News that fully vaccinated travellers with proof of such will no longer require a COVID-19 test to enter the country (see related story) is no doubt being welcomed by many. It means removing a significant burden and expense of testing for returning residents as well.
There is understandable concern whether this is not too risky, because also vaccinated people are infected, be it a lot fewer and with less detrimental consequences. It strictly regards vaccines approved by the Dutch Institute of Public Health and Environment RIVM and the World Health Organization (WHO), which is somewhat reassuring in that sense.
Of course, the borders are not being closed to unvaccinated visitors who can continue coming with a recent test.

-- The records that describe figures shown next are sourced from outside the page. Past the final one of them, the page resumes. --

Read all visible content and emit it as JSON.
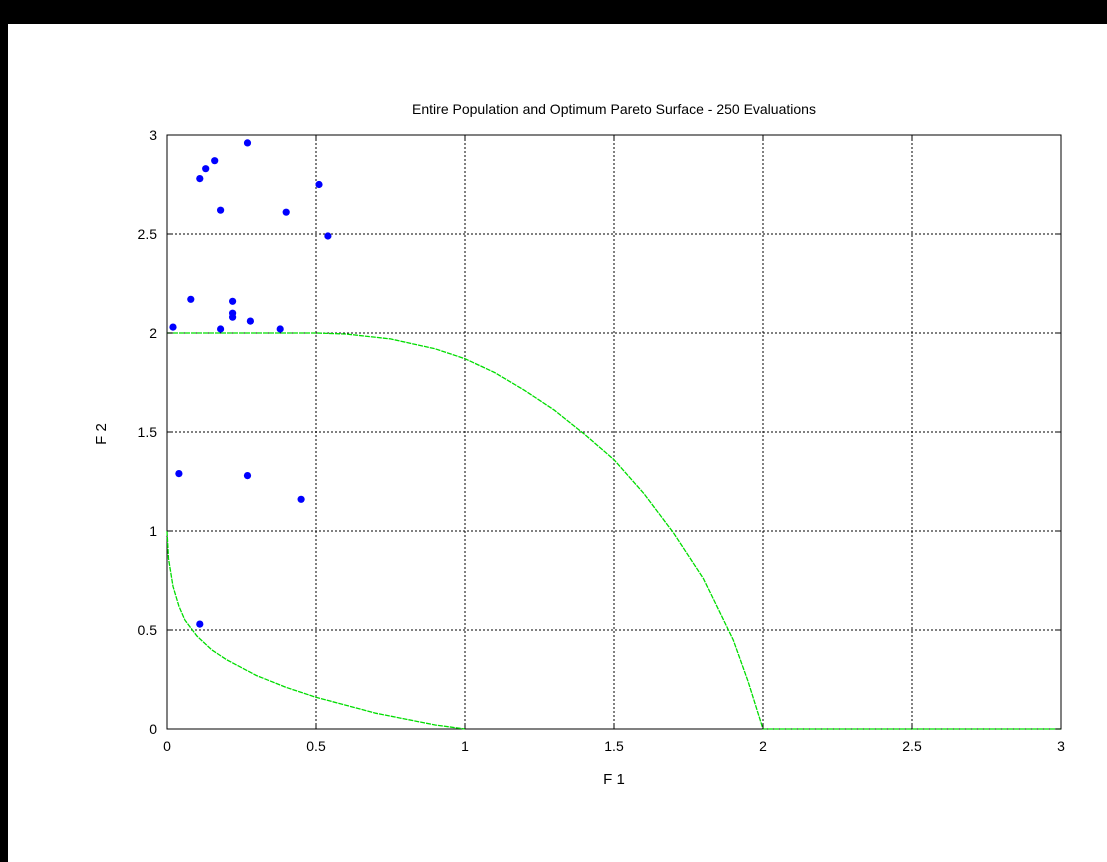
{
  "chart_data": {
    "type": "scatter",
    "title": "Entire Population and Optimum Pareto Surface - 250 Evaluations",
    "xlabel": "F 1",
    "ylabel": "F 2",
    "xlim": [
      0,
      3
    ],
    "ylim": [
      0,
      3
    ],
    "x_ticks": [
      "0",
      "0.5",
      "1",
      "1.5",
      "2",
      "2.5",
      "3"
    ],
    "y_ticks": [
      "0",
      "0.5",
      "1",
      "1.5",
      "2",
      "2.5",
      "3"
    ],
    "grid": true,
    "colors": {
      "points": "#0000ff",
      "curve": "#00dd00"
    },
    "series": [
      {
        "kind": "points",
        "points": [
          [
            0.27,
            2.96
          ],
          [
            0.16,
            2.87
          ],
          [
            0.13,
            2.83
          ],
          [
            0.11,
            2.78
          ],
          [
            0.51,
            2.75
          ],
          [
            0.18,
            2.62
          ],
          [
            0.4,
            2.61
          ],
          [
            0.54,
            2.49
          ],
          [
            0.08,
            2.17
          ],
          [
            0.22,
            2.16
          ],
          [
            0.22,
            2.1
          ],
          [
            0.22,
            2.08
          ],
          [
            0.28,
            2.06
          ],
          [
            0.02,
            2.03
          ],
          [
            0.18,
            2.02
          ],
          [
            0.38,
            2.02
          ],
          [
            0.04,
            1.29
          ],
          [
            0.27,
            1.28
          ],
          [
            0.45,
            1.16
          ],
          [
            0.11,
            0.53
          ]
        ]
      },
      {
        "kind": "curve",
        "points": [
          [
            0,
            2.0
          ],
          [
            0.5,
            2.0
          ],
          [
            0.6,
            1.995
          ],
          [
            0.75,
            1.97
          ],
          [
            0.9,
            1.92
          ],
          [
            1.0,
            1.87
          ],
          [
            1.1,
            1.8
          ],
          [
            1.2,
            1.71
          ],
          [
            1.3,
            1.61
          ],
          [
            1.4,
            1.49
          ],
          [
            1.5,
            1.36
          ],
          [
            1.6,
            1.19
          ],
          [
            1.7,
            0.99
          ],
          [
            1.8,
            0.76
          ],
          [
            1.9,
            0.45
          ],
          [
            1.95,
            0.24
          ],
          [
            2.0,
            0.0
          ],
          [
            3.0,
            0.0
          ]
        ]
      },
      {
        "kind": "curve",
        "points": [
          [
            0,
            1.0
          ],
          [
            0.005,
            0.86
          ],
          [
            0.02,
            0.72
          ],
          [
            0.04,
            0.62
          ],
          [
            0.06,
            0.55
          ],
          [
            0.1,
            0.47
          ],
          [
            0.15,
            0.4
          ],
          [
            0.2,
            0.35
          ],
          [
            0.3,
            0.27
          ],
          [
            0.4,
            0.21
          ],
          [
            0.5,
            0.16
          ],
          [
            0.6,
            0.12
          ],
          [
            0.7,
            0.08
          ],
          [
            0.8,
            0.05
          ],
          [
            0.9,
            0.02
          ],
          [
            1.0,
            0.0
          ]
        ]
      }
    ]
  }
}
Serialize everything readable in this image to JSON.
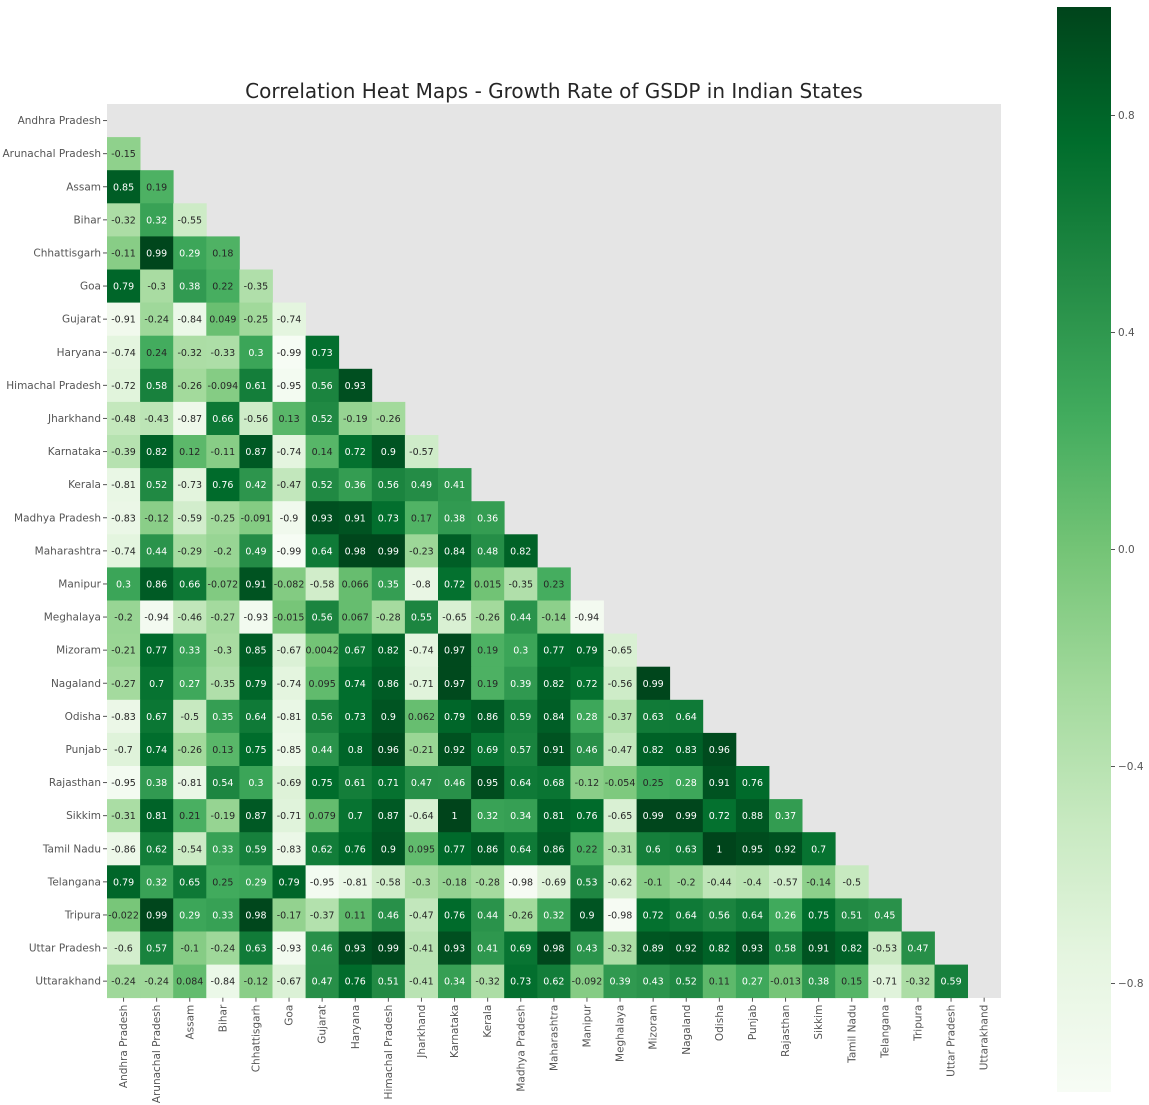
{
  "chart_data": {
    "type": "heatmap",
    "title": "Correlation Heat Maps - Growth Rate of GSDP in Indian States",
    "xlabel": "",
    "ylabel": "",
    "mask": "upper-triangle-and-diagonal",
    "grid": false,
    "colormap": "Greens",
    "colorscale_range": [
      -1,
      1
    ],
    "colorbar": {
      "placement": "right",
      "ticks": [
        0.8,
        0.4,
        0.0,
        -0.4,
        -0.8
      ],
      "tick_labels": [
        "0.8",
        "0.4",
        "0.0",
        "−0.4",
        "−0.8"
      ]
    },
    "colors": {
      "background": "#e5e5e5",
      "low": "#f7fcf5",
      "high": "#00441b",
      "annotation_dark": "#262626",
      "annotation_light": "#ffffff"
    },
    "labels": [
      "Andhra Pradesh",
      "Arunachal Pradesh",
      "Assam",
      "Bihar",
      "Chhattisgarh",
      "Goa",
      "Gujarat",
      "Haryana",
      "Himachal Pradesh",
      "Jharkhand",
      "Karnataka",
      "Kerala",
      "Madhya Pradesh",
      "Maharashtra",
      "Manipur",
      "Meghalaya",
      "Mizoram",
      "Nagaland",
      "Odisha",
      "Punjab",
      "Rajasthan",
      "Sikkim",
      "Tamil Nadu",
      "Telangana",
      "Tripura",
      "Uttar Pradesh",
      "Uttarakhand"
    ],
    "rows": [
      [],
      [
        "-0.15"
      ],
      [
        "0.85",
        "0.19"
      ],
      [
        "-0.32",
        "0.32",
        "-0.55"
      ],
      [
        "-0.11",
        "0.99",
        "0.29",
        "0.18"
      ],
      [
        "0.79",
        "-0.3",
        "0.38",
        "0.22",
        "-0.35"
      ],
      [
        "-0.91",
        "-0.24",
        "-0.84",
        "0.049",
        "-0.25",
        "-0.74"
      ],
      [
        "-0.74",
        "0.24",
        "-0.32",
        "-0.33",
        "0.3",
        "-0.99",
        "0.73"
      ],
      [
        "-0.72",
        "0.58",
        "-0.26",
        "-0.094",
        "0.61",
        "-0.95",
        "0.56",
        "0.93"
      ],
      [
        "-0.48",
        "-0.43",
        "-0.87",
        "0.66",
        "-0.56",
        "0.13",
        "0.52",
        "-0.19",
        "-0.26"
      ],
      [
        "-0.39",
        "0.82",
        "0.12",
        "-0.11",
        "0.87",
        "-0.74",
        "0.14",
        "0.72",
        "0.9",
        "-0.57"
      ],
      [
        "-0.81",
        "0.52",
        "-0.73",
        "0.76",
        "0.42",
        "-0.47",
        "0.52",
        "0.36",
        "0.56",
        "0.49",
        "0.41"
      ],
      [
        "-0.83",
        "-0.12",
        "-0.59",
        "-0.25",
        "-0.091",
        "-0.9",
        "0.93",
        "0.91",
        "0.73",
        "0.17",
        "0.38",
        "0.36"
      ],
      [
        "-0.74",
        "0.44",
        "-0.29",
        "-0.2",
        "0.49",
        "-0.99",
        "0.64",
        "0.98",
        "0.99",
        "-0.23",
        "0.84",
        "0.48",
        "0.82"
      ],
      [
        "0.3",
        "0.86",
        "0.66",
        "-0.072",
        "0.91",
        "-0.082",
        "-0.58",
        "0.066",
        "0.35",
        "-0.8",
        "0.72",
        "0.015",
        "-0.35",
        "0.23"
      ],
      [
        "-0.2",
        "-0.94",
        "-0.46",
        "-0.27",
        "-0.93",
        "-0.015",
        "0.56",
        "0.067",
        "-0.28",
        "0.55",
        "-0.65",
        "-0.26",
        "0.44",
        "-0.14",
        "-0.94"
      ],
      [
        "-0.21",
        "0.77",
        "0.33",
        "-0.3",
        "0.85",
        "-0.67",
        "0.0042",
        "0.67",
        "0.82",
        "-0.74",
        "0.97",
        "0.19",
        "0.3",
        "0.77",
        "0.79",
        "-0.65"
      ],
      [
        "-0.27",
        "0.7",
        "0.27",
        "-0.35",
        "0.79",
        "-0.74",
        "0.095",
        "0.74",
        "0.86",
        "-0.71",
        "0.97",
        "0.19",
        "0.39",
        "0.82",
        "0.72",
        "-0.56",
        "0.99"
      ],
      [
        "-0.83",
        "0.67",
        "-0.5",
        "0.35",
        "0.64",
        "-0.81",
        "0.56",
        "0.73",
        "0.9",
        "0.062",
        "0.79",
        "0.86",
        "0.59",
        "0.84",
        "0.28",
        "-0.37",
        "0.63",
        "0.64"
      ],
      [
        "-0.7",
        "0.74",
        "-0.26",
        "0.13",
        "0.75",
        "-0.85",
        "0.44",
        "0.8",
        "0.96",
        "-0.21",
        "0.92",
        "0.69",
        "0.57",
        "0.91",
        "0.46",
        "-0.47",
        "0.82",
        "0.83",
        "0.96"
      ],
      [
        "-0.95",
        "0.38",
        "-0.81",
        "0.54",
        "0.3",
        "-0.69",
        "0.75",
        "0.61",
        "0.71",
        "0.47",
        "0.46",
        "0.95",
        "0.64",
        "0.68",
        "-0.12",
        "-0.054",
        "0.25",
        "0.28",
        "0.91",
        "0.76"
      ],
      [
        "-0.31",
        "0.81",
        "0.21",
        "-0.19",
        "0.87",
        "-0.71",
        "0.079",
        "0.7",
        "0.87",
        "-0.64",
        "1",
        "0.32",
        "0.34",
        "0.81",
        "0.76",
        "-0.65",
        "0.99",
        "0.99",
        "0.72",
        "0.88",
        "0.37"
      ],
      [
        "-0.86",
        "0.62",
        "-0.54",
        "0.33",
        "0.59",
        "-0.83",
        "0.62",
        "0.76",
        "0.9",
        "0.095",
        "0.77",
        "0.86",
        "0.64",
        "0.86",
        "0.22",
        "-0.31",
        "0.6",
        "0.63",
        "1",
        "0.95",
        "0.92",
        "0.7"
      ],
      [
        "0.79",
        "0.32",
        "0.65",
        "0.25",
        "0.29",
        "0.79",
        "-0.95",
        "-0.81",
        "-0.58",
        "-0.3",
        "-0.18",
        "-0.28",
        "-0.98",
        "-0.69",
        "0.53",
        "-0.62",
        "-0.1",
        "-0.2",
        "-0.44",
        "-0.4",
        "-0.57",
        "-0.14",
        "-0.5"
      ],
      [
        "-0.022",
        "0.99",
        "0.29",
        "0.33",
        "0.98",
        "-0.17",
        "-0.37",
        "0.11",
        "0.46",
        "-0.47",
        "0.76",
        "0.44",
        "-0.26",
        "0.32",
        "0.9",
        "-0.98",
        "0.72",
        "0.64",
        "0.56",
        "0.64",
        "0.26",
        "0.75",
        "0.51",
        "0.45"
      ],
      [
        "-0.6",
        "0.57",
        "-0.1",
        "-0.24",
        "0.63",
        "-0.93",
        "0.46",
        "0.93",
        "0.99",
        "-0.41",
        "0.93",
        "0.41",
        "0.69",
        "0.98",
        "0.43",
        "-0.32",
        "0.89",
        "0.92",
        "0.82",
        "0.93",
        "0.58",
        "0.91",
        "0.82",
        "-0.53",
        "0.47"
      ],
      [
        "-0.24",
        "-0.24",
        "0.084",
        "-0.84",
        "-0.12",
        "-0.67",
        "0.47",
        "0.76",
        "0.51",
        "-0.41",
        "0.34",
        "-0.32",
        "0.73",
        "0.62",
        "-0.092",
        "0.39",
        "0.43",
        "0.52",
        "0.11",
        "0.27",
        "-0.013",
        "0.38",
        "0.15",
        "-0.71",
        "-0.32",
        "0.59"
      ]
    ]
  }
}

They will obviously still need to submit the current health declaration authorisation and upload their negative result prior to departure.

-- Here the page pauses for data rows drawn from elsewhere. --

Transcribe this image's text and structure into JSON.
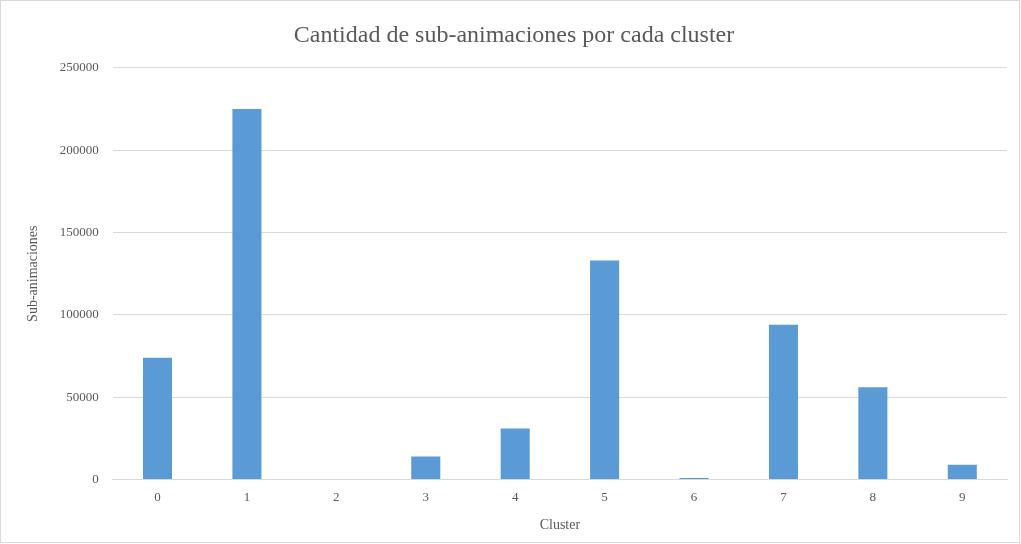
{
  "chart_data": {
    "type": "bar",
    "title": "Cantidad de sub-animaciones por cada cluster",
    "xlabel": "Cluster",
    "ylabel": "Sub-animaciones",
    "categories": [
      "0",
      "1",
      "2",
      "3",
      "4",
      "5",
      "6",
      "7",
      "8",
      "9"
    ],
    "values": [
      74000,
      225000,
      0,
      14000,
      31000,
      133000,
      1000,
      94000,
      56000,
      9000
    ],
    "color": "#5b9bd5",
    "ylim": [
      0,
      250000
    ],
    "yticks": [
      0,
      50000,
      100000,
      150000,
      200000,
      250000
    ],
    "grid": "y",
    "legend": false
  }
}
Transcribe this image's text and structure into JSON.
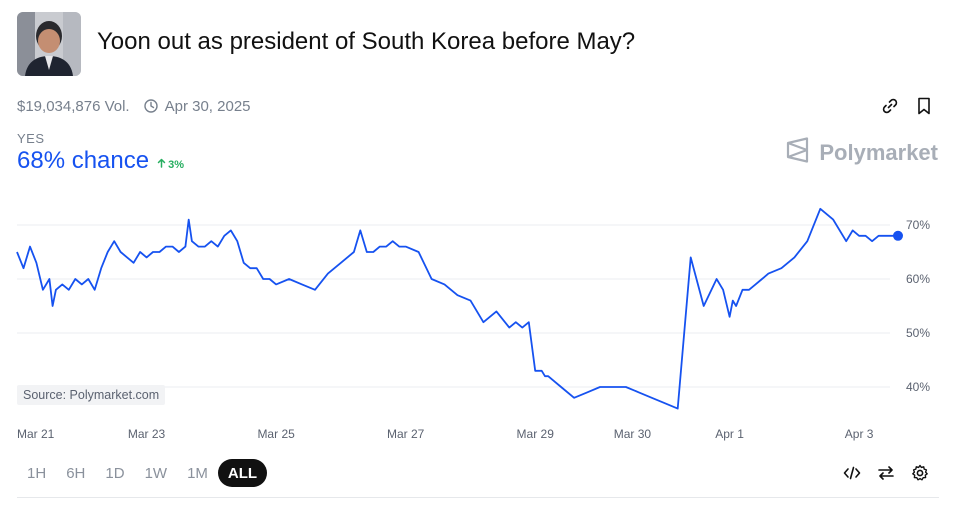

Truth be told, St. Maarten has little choice. A successful high tourism season is the only realistic way to climb out of this 18-month-long unprecedented coronavirus-related socioeconomic crisis.
Emergency assistance programmes for both businesses and individuals with grants and/or loans from the Netherlands came to an end per October 1, although government still received NAf. 22 million in liquidity support for the last quarter of 2021. As pointed out during Wednesday’s Council of Ministers press briefing, the intention is to stop borrowing and instead start talking about reducing the growing debt incurred since the catastrophic passage of Hurricane Irma in September 2017.
An accelerated recovery of the dominant hospitality industry has – more than ever – become a matter of sheer survival.